A photoelectric integrated test platform including semiconductor analyser (B1500A, Keysight), laser (colbot, 405 nm, 0 ~ 100 mW) with pulse modulation units, oscilloscope (UNI-T, UPO7072Z), and probe station (Lakeshore, TTPX) was employed for the photoelectric measurements. The image patterns that irradiate to the MSFP-based crossbar array were determined by the masks with certain patterns.

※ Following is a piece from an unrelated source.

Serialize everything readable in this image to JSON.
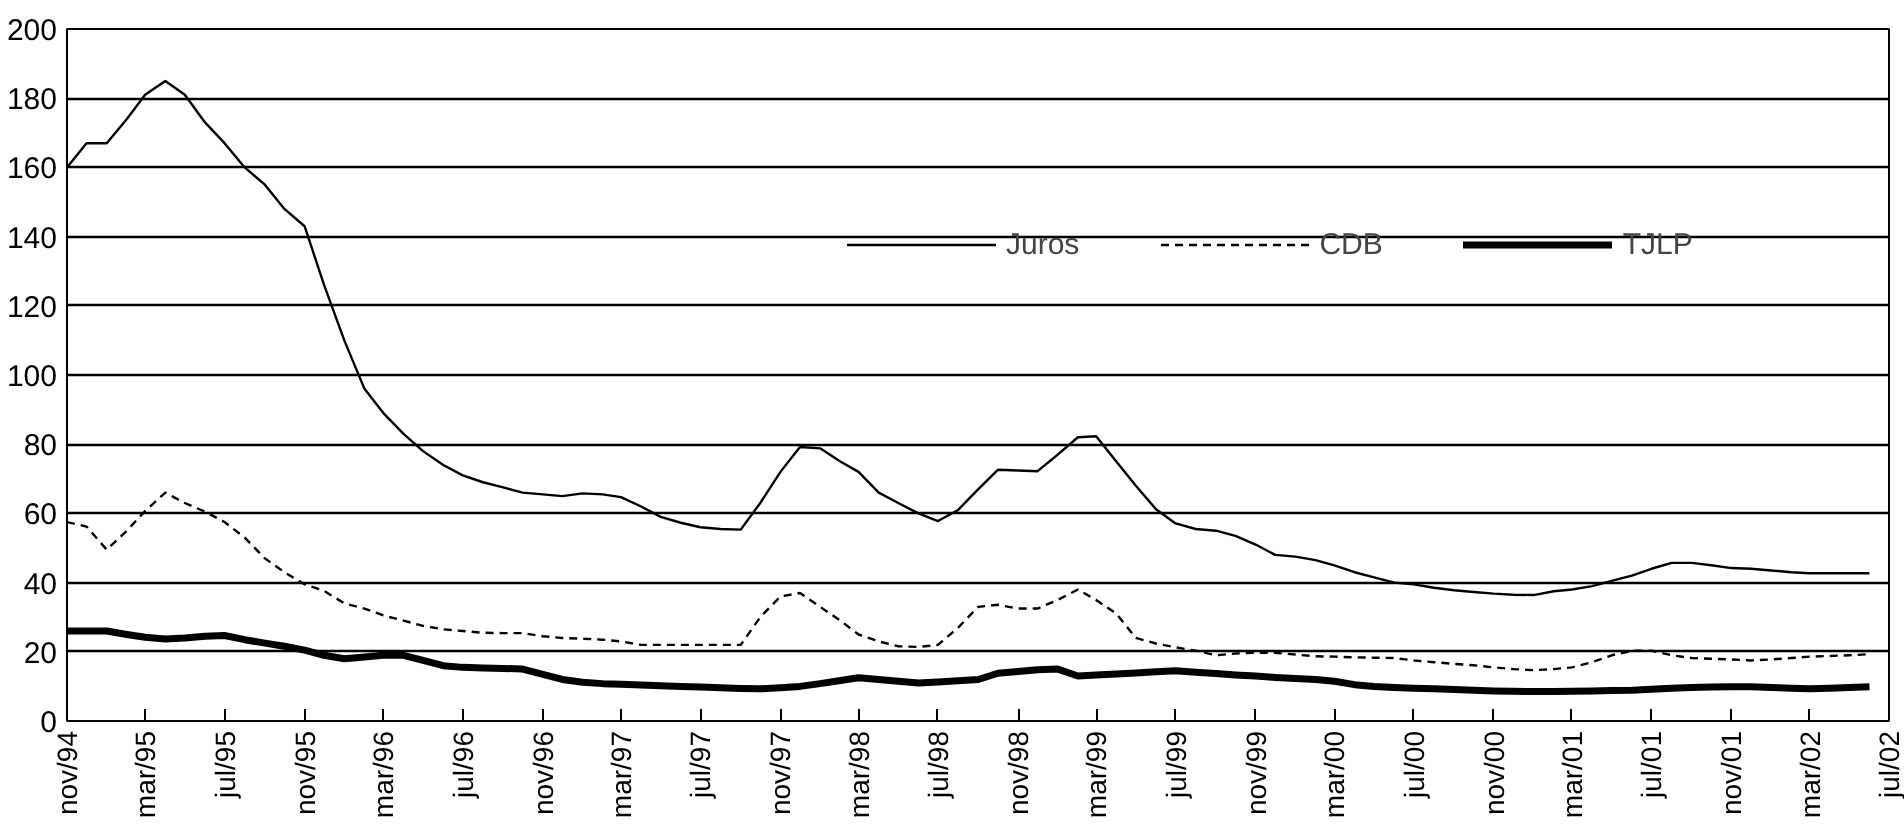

The morphology, dielectric property, UV ultraviolet spectra, and infrared spectra were performed using field emission scanning electron microscopy (FE-SEM, 7100), impedance analyser, UV-vis spectrometer (SHIMADZU, UV-2700i) and Fourier transform infrared spectrometer (FTIR, Nicolet iS50), respectively. Secondary structures of the SFP and MSFP in the amide I region were obtained from the FTIR spectra peak-fitting by the software of peakfitv-4.2.

Control system

The whole control system is composed of upper computer, STM32 system board and customised PCB board. The test script is written in Python. The upper computer sends test instructions to STM32 through serial communication to control the DAC on a customised PCB board to output voltage of different amplitude, ADC to collect voltage value, and switch the channel of the multiplexer. The 36-channel 16-bit DACs are integrated on the test board, among which each DAC can control its voltage value independently. The 24-channel 16bits ADC is integrated. The 24-channel ADC can be collected at the same time to ensure the synchronisation of the collected voltage. The customised PCB board has 24 TIAs of different ranges to adapt to the conversion of different levels of current into voltage values. All multiplexers are analogue multiplexers. Digital signals control different port switching. On-board multi-channel regulated power supply module to ensure that it can provide enough low-ripple positive and negative power supply for the whole system and improve the stability of the system.

Hardware system workflow

A complete CNN neural network consists of one layer of ORRAM convolution, max pooling, ReLU activation function, one layer of ERRAM convolution, max pooling, ReLU activation function, and one fully connected layer. For the full hardware implementation, the ORRAM array first perceives image information, and then for the in-sensor convolution operation for image feature extraction. The values of the convolution kernels, ranging from −1 to 1, are mapped to a voltage range of −0.2 V to 0.2 V generated by the DAC and then input into the ORRAM array. The TIA on the column acts as a virtual ground, converting the incoming current into voltage, which is further collected and converted into a digital signal by the ADC. A 2 × 2 max-pooling operation and ReLU activation function are performed within the ARM core based on these extracted features. Subsequently, these features are further input into ERRAM for convolution and fully connected layer computations. Due to the ReLU activation function, all feature values become positive. When the features are input into the ERRAM array, all feature values are normalised to the range of 0 to 1, and then mapped to the voltage range of 0 to 0.2 V. These normalised feature values are converted into voltage pulses using the DAC and are input into the ERRAM. The convolution operation is performed first, with the TIAs on the columns acting as virtual grounds, collecting the currents on the columns and converting them back into voltages. Afterwards, a 2 × 2 max-pooling operation and ReLU activation function are executed within the ARM core. Finally, the processed feature values are input into the ERRAM “fully connected layer” to perform classification and output the results.